Create Your Own Advertising Taglines

A powerful tagline can make prospective clients sit up and take notice.


Few things stick with us like advertising. It is one of the most subliminally powerful forces in society today. Many adults remember advertising slogans and taglines from their childhood word-for-word, while forgetting events that happened to them in the same time period. A good tagline communicates what you do; a great tagline tells people who you are. To create a great advertising tagline, you need to express your company's brand, identity and purpose in a handful of words. It seems like a lot of fuss over a sentence fragment, but with enough research and testing, seven or eight words can change your business.


Instructions


1. Distill your tagline to seven or eight words max. Start with more if necessary and pare them down, but set out from the beginning to hit this word count.


2. Create a tagline that clearly states your business's purpose and brand. An eye-catching slogan is not a tagline; a tagline is crafted for longevity and clarity. It is a punchy description of what you do, how you do it and why you are different from the competition, not a short-term advertisement for a service or sale.


3. Plot out exactly what you want your tagline to say. A great advertising tagline communicates one idea. If you're a writer, a great tagline communicates the idea that you write well and are worth hiring. If you write for a specific format, a winning tagline communicates not only that you do this sort of writing, but that you are the best choice in your field. It does not communicate each and every type of document you've written, nor does it express your past experience or future expectations.


4. Employ puns and alliteration if possible to craft a catchy tagline. Seven or eight words is not enough to provide a full description of any service or company. Stick to clearly expressing the basics of what you do or what you're advertising, and present it in a way that makes your audience sit up and notice.
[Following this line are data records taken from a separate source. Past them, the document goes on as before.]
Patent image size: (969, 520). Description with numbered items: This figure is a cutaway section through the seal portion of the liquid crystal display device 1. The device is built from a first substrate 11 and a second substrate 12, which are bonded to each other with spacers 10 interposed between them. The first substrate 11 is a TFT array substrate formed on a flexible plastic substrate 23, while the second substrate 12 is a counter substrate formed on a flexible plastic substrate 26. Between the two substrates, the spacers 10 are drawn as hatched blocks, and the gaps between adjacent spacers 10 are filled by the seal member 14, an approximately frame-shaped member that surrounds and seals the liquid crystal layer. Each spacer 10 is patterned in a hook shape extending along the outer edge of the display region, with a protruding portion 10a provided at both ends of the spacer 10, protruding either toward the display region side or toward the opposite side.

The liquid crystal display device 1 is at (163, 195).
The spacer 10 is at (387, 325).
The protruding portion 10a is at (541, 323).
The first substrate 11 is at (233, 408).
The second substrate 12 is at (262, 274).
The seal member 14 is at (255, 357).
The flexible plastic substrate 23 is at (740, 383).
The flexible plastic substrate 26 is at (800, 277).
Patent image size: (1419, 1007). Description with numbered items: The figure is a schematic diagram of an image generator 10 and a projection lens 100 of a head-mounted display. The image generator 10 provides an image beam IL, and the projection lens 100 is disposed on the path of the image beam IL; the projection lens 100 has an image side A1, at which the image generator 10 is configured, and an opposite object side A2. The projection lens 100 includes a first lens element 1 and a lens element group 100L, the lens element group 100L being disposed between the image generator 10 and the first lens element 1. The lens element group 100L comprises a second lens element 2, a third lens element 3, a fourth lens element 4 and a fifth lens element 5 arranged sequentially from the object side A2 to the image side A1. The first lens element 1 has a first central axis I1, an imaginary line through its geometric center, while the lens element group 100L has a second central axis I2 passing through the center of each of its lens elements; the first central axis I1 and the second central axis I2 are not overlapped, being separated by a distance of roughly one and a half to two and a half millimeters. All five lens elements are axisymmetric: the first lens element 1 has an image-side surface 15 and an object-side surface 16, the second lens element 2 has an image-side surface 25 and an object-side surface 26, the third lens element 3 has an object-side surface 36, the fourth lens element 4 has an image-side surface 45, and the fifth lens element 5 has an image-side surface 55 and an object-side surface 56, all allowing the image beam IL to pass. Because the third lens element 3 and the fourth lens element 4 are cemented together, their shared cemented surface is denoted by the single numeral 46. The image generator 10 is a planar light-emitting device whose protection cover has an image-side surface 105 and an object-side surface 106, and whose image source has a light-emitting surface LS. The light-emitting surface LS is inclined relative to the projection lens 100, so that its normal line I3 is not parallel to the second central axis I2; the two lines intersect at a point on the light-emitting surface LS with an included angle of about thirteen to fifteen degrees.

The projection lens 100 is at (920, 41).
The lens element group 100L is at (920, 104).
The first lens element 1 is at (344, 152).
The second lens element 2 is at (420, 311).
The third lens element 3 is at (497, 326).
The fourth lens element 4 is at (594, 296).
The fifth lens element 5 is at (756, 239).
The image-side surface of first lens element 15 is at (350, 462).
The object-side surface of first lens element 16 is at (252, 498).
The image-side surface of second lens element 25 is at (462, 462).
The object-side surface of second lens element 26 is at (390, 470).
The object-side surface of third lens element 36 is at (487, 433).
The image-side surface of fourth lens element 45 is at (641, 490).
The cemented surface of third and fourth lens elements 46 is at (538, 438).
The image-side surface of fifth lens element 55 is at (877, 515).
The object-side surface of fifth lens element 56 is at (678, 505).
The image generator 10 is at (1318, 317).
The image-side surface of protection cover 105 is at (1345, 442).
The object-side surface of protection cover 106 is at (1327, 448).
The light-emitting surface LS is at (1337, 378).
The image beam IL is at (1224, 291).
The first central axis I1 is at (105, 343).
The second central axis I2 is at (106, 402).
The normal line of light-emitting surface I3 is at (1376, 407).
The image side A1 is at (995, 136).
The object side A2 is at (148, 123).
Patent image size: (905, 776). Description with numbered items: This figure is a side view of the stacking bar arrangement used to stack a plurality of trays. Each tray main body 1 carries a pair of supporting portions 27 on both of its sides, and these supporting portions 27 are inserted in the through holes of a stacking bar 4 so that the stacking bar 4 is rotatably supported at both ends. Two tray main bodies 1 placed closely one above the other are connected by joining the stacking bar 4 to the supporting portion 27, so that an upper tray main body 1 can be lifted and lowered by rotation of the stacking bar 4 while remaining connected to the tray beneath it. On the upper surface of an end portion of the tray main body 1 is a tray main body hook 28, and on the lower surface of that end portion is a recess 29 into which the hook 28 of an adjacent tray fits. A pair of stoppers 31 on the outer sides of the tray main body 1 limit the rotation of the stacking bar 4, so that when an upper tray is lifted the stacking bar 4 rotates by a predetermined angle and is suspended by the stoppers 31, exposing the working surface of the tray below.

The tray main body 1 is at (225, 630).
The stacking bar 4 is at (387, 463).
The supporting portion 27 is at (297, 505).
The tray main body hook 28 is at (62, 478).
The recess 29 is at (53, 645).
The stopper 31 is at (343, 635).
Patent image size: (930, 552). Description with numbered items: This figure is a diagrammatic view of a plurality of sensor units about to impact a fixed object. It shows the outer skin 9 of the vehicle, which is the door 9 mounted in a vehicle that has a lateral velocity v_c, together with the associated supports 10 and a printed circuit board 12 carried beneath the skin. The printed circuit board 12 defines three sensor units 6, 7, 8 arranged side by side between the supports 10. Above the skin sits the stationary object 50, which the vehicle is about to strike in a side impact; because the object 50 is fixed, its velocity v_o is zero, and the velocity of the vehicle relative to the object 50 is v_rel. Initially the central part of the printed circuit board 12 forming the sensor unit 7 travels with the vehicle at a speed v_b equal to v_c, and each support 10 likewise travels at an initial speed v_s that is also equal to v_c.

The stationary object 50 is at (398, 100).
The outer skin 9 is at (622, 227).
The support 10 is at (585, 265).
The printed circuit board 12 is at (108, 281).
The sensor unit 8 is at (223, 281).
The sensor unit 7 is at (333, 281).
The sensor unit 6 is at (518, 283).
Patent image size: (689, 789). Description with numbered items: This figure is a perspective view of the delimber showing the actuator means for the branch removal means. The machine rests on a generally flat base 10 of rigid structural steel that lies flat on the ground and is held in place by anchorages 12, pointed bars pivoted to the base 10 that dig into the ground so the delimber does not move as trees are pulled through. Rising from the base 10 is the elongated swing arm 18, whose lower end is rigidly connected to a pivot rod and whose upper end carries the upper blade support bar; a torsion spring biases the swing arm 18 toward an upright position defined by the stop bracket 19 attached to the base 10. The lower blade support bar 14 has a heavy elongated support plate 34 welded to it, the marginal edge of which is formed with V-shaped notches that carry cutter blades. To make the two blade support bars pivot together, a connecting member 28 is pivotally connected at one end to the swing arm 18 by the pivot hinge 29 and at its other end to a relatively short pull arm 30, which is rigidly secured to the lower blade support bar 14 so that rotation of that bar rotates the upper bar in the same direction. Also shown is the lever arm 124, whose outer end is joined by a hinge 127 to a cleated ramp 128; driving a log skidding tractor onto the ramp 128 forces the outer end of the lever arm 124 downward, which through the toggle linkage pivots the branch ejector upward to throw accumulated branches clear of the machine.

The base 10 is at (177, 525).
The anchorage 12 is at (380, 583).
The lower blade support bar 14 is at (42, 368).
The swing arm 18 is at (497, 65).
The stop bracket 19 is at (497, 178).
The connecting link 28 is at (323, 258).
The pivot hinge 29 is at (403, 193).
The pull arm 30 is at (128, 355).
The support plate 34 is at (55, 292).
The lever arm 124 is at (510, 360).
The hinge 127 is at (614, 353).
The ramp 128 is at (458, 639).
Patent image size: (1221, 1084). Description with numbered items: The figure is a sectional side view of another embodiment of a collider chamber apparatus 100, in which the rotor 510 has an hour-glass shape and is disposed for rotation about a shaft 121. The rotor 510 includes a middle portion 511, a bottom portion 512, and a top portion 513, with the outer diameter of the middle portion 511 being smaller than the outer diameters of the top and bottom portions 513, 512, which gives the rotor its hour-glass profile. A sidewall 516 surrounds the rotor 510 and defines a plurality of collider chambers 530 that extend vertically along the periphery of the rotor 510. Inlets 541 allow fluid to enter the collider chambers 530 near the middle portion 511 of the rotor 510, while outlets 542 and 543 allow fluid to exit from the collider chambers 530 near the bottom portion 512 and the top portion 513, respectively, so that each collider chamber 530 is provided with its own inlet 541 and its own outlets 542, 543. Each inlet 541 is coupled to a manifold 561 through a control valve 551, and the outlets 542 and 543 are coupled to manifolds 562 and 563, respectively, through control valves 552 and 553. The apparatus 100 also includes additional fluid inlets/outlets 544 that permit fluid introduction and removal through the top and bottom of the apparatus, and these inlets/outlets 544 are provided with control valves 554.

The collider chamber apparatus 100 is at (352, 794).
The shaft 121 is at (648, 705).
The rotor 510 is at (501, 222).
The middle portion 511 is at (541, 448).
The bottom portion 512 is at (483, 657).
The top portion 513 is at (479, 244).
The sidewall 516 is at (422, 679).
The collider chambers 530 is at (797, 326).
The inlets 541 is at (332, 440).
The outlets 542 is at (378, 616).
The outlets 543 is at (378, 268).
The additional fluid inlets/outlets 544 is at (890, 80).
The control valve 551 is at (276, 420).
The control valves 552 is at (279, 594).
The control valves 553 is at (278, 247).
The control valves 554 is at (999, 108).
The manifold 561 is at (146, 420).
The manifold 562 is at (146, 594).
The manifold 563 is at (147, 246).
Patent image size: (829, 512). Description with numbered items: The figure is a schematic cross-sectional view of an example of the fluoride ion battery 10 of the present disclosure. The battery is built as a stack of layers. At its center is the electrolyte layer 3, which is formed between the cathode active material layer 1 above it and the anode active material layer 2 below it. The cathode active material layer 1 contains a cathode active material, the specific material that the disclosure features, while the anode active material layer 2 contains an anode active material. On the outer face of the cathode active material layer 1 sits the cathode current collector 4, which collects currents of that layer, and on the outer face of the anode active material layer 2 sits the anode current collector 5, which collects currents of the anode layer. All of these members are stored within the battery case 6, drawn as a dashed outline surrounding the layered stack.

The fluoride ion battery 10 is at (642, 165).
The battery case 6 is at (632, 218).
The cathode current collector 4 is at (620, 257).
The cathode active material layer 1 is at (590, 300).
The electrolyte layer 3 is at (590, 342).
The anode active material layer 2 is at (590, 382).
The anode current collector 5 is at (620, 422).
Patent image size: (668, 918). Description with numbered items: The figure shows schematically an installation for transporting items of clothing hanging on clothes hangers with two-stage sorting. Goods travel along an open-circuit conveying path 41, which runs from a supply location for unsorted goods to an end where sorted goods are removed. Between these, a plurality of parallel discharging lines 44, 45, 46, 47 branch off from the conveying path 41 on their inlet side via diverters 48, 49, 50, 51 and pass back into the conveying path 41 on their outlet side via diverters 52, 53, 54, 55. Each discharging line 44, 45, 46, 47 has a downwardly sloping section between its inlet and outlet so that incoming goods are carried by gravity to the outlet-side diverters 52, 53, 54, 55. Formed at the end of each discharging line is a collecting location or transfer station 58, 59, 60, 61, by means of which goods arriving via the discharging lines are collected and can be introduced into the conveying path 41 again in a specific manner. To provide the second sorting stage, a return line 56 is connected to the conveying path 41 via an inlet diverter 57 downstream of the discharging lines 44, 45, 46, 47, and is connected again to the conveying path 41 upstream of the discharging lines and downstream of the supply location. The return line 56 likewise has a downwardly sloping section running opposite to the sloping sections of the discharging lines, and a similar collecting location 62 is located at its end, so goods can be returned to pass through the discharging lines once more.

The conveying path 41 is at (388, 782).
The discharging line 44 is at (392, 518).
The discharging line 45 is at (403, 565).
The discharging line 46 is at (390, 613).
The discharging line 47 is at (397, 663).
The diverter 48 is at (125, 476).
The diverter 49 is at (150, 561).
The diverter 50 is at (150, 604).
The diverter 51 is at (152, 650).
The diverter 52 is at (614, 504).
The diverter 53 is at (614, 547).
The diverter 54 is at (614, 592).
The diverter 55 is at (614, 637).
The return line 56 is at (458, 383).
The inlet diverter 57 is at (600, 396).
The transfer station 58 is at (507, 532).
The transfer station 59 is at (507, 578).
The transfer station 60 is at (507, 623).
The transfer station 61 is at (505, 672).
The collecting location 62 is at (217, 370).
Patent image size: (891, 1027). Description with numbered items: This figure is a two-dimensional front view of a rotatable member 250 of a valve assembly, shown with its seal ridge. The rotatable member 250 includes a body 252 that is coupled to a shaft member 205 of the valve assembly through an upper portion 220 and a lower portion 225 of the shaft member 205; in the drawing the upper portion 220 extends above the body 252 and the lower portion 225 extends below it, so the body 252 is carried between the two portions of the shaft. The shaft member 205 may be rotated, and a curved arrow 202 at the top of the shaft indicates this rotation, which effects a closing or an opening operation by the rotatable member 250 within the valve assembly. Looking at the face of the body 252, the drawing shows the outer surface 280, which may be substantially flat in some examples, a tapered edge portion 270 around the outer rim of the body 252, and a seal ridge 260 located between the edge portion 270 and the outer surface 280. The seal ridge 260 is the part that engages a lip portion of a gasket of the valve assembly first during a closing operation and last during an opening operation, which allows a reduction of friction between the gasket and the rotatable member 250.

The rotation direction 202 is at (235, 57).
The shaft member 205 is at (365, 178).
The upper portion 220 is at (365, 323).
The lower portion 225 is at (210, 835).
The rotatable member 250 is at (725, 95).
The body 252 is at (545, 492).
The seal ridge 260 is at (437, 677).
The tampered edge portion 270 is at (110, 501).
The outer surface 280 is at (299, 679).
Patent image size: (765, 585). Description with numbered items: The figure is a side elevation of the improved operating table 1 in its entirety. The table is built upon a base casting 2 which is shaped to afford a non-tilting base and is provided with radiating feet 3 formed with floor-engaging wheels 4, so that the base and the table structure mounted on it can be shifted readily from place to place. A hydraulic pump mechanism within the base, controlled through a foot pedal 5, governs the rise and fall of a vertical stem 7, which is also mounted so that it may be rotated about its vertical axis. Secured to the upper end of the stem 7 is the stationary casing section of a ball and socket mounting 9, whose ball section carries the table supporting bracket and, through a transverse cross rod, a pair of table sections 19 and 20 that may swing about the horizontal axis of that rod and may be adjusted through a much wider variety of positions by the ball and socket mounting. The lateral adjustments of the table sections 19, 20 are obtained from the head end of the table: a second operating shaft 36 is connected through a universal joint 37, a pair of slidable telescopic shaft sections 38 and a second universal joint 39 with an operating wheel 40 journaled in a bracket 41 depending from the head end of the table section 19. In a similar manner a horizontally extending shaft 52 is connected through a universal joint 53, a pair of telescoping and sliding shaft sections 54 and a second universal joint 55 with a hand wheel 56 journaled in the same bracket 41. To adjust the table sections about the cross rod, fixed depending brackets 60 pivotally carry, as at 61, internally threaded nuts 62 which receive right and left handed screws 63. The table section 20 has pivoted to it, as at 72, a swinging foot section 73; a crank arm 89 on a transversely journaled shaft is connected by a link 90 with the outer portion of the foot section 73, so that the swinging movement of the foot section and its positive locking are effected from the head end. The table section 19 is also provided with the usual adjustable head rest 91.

5. Draft a list of the best advertising taglines you've ever heard on television or the radio, or seen in print. What sets them apart? Why do you still remember them? Focus on what your favorite taglines have in common and employ their strengths in your own tagline. This also helps you determine your brand and your optimal writing style. Do you prefer witty, irreverent taglines? Or sober ones that clearly communicate an idea or service?


6. Test your tagline on clients, friends and family. Be sure it communicates exactly what you want to say. Gather feedback on the tagline's effectiveness and clarity. Ensure that the tagline is not too similar to that of your competition. A tagline is not only an advertisement; it's an ID card. When people see it, they should think of you and no one else.